OCR on ManifoldCF Configuration with Datafari CE [DEPRECATED]

Valid up to version 4.0.0

By default, Datafari uses the Apache Solr Extracting Handler (aka Solr Cell) that leverages Apache Tika to extract the content that will be indexed from the crawled files. To limit the resource consumption (especially the network if ManifoldCF is installed on an external server), it is possible to use Tika directly in ManifoldCF. In this case, the content is extracted directly in ManifoldCF, and only the content that should be indexed is sent to Apache Solr. A Tika Transformation Connection is configured by default in Datafari.
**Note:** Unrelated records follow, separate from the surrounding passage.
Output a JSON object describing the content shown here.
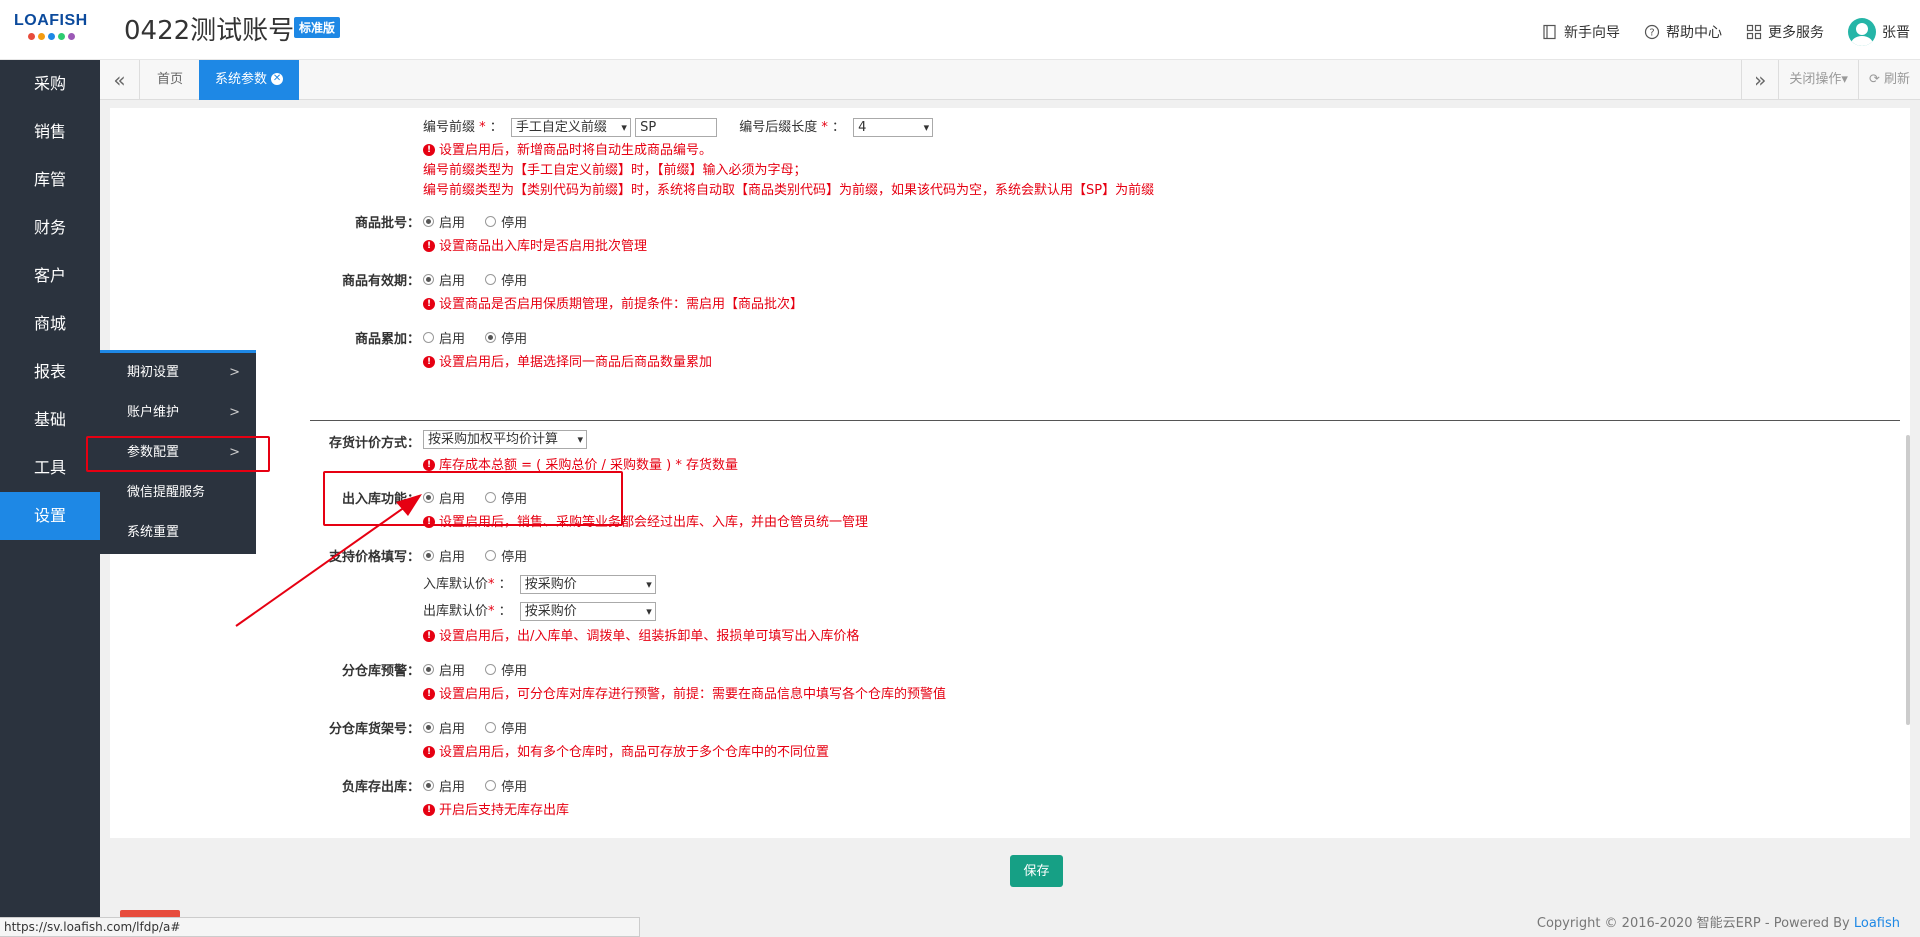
{
  "header": {
    "logo_text": "LOAFISH",
    "account_title": "0422测试账号",
    "edition": "标准版",
    "links": [
      {
        "label": "新手向导",
        "icon": "book-icon"
      },
      {
        "label": "帮助中心",
        "icon": "help-circle-icon"
      },
      {
        "label": "更多服务",
        "icon": "grid-icon"
      }
    ],
    "user_name": "张晋"
  },
  "sidebar": {
    "items": [
      "采购",
      "销售",
      "库管",
      "财务",
      "客户",
      "商城",
      "报表",
      "基础",
      "工具",
      "设置"
    ],
    "active_index": 9
  },
  "tabs": {
    "home": "首页",
    "active": "系统参数",
    "close_ops": "关闭操作",
    "refresh": "刷新"
  },
  "submenu": {
    "items": [
      {
        "label": "期初设置",
        "arrow": ">"
      },
      {
        "label": "账户维护",
        "arrow": ">"
      },
      {
        "label": "参数配置",
        "arrow": ">"
      },
      {
        "label": "微信提醒服务",
        "arrow": ""
      },
      {
        "label": "系统重置",
        "arrow": ""
      }
    ]
  },
  "form": {
    "prefix": {
      "label": "编号前缀",
      "type_value": "手工自定义前缀",
      "text_value": "SP",
      "suffix_label": "编号后缀长度",
      "suffix_value": "4",
      "hints": [
        "设置启用后，新增商品时将自动生成商品编号。",
        "编号前缀类型为【手工自定义前缀】时，【前缀】输入必须为字母；",
        "编号前缀类型为【类别代码为前缀】时，系统将自动取【商品类别代码】为前缀，如果该代码为空，系统会默认用【SP】为前缀"
      ]
    },
    "enable_label": "启用",
    "disable_label": "停用",
    "batch": {
      "label": "商品批号：",
      "hint": "设置商品出入库时是否启用批次管理",
      "enabled": true
    },
    "expiry": {
      "label": "商品有效期：",
      "hint": "设置商品是否启用保质期管理，前提条件：需启用【商品批次】",
      "enabled": true
    },
    "accumulate": {
      "label": "商品累加：",
      "hint": "设置启用后，单据选择同一商品后商品数量累加",
      "enabled": false
    },
    "valuation": {
      "label": "存货计价方式：",
      "value": "按采购加权平均价计算",
      "hint": "库存成本总额 = ( 采购总价 / 采购数量 ) * 存货数量"
    },
    "inout": {
      "label": "出入库功能：",
      "hint": "设置启用后，销售、采购等业务都会经过出库、入库，并由仓管员统一管理",
      "enabled": true
    },
    "price_fill": {
      "label": "支持价格填写：",
      "enabled": true,
      "in_label": "入库默认价",
      "in_value": "按采购价",
      "out_label": "出库默认价",
      "out_value": "按采购价",
      "hint": "设置启用后，出/入库单、调拨单、组装拆卸单、报损单可填写出入库价格"
    },
    "warehouse_alert": {
      "label": "分仓库预警：",
      "hint": "设置启用后，可分仓库对库存进行预警，前提：需要在商品信息中填写各个仓库的预警值",
      "enabled": true
    },
    "warehouse_shelf": {
      "label": "分仓库货架号：",
      "hint": "设置启用后，如有多个仓库时，商品可存放于多个仓库中的不同位置",
      "enabled": true
    },
    "negative_stock": {
      "label": "负库存出库：",
      "hint": "开启后支持无库存出库",
      "enabled": true
    }
  },
  "save_label": "保存",
  "footer": {
    "copyright": "Copyright © 2016-2020 智能云ERP - Powered By ",
    "brand": "Loafish",
    "status_url": "https://sv.loafish.com/lfdp/a#"
  },
  "colors": {
    "accent": "#1e88e5",
    "sidebar_bg": "#2b333e",
    "hint_red": "#e60012",
    "save_green": "#16a085"
  }
}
To use it, you simply have to add it to your crawling job in ManifoldCF :

Then, click on "Insert Transformation Before". You can now go to the tab "Boilerplate" and select "Extract Everything" :

Now your crawling job is ready to use Apache Tika directly in ManifoldCF to extract the content of the crawled files. You can also use Tesseract OCR to analyse images in order to extract data from image and pdf files. Tesseract OCR is bundled in Datafari. In order to make the ManifoldCF TikaOCR transformation connector able to use Tesseract to do the OCR analysis, you have to change the property "OCR" in /opt/datafari/tomcat/conf/datafari.properties from "false" to "true". Then restart Datafari.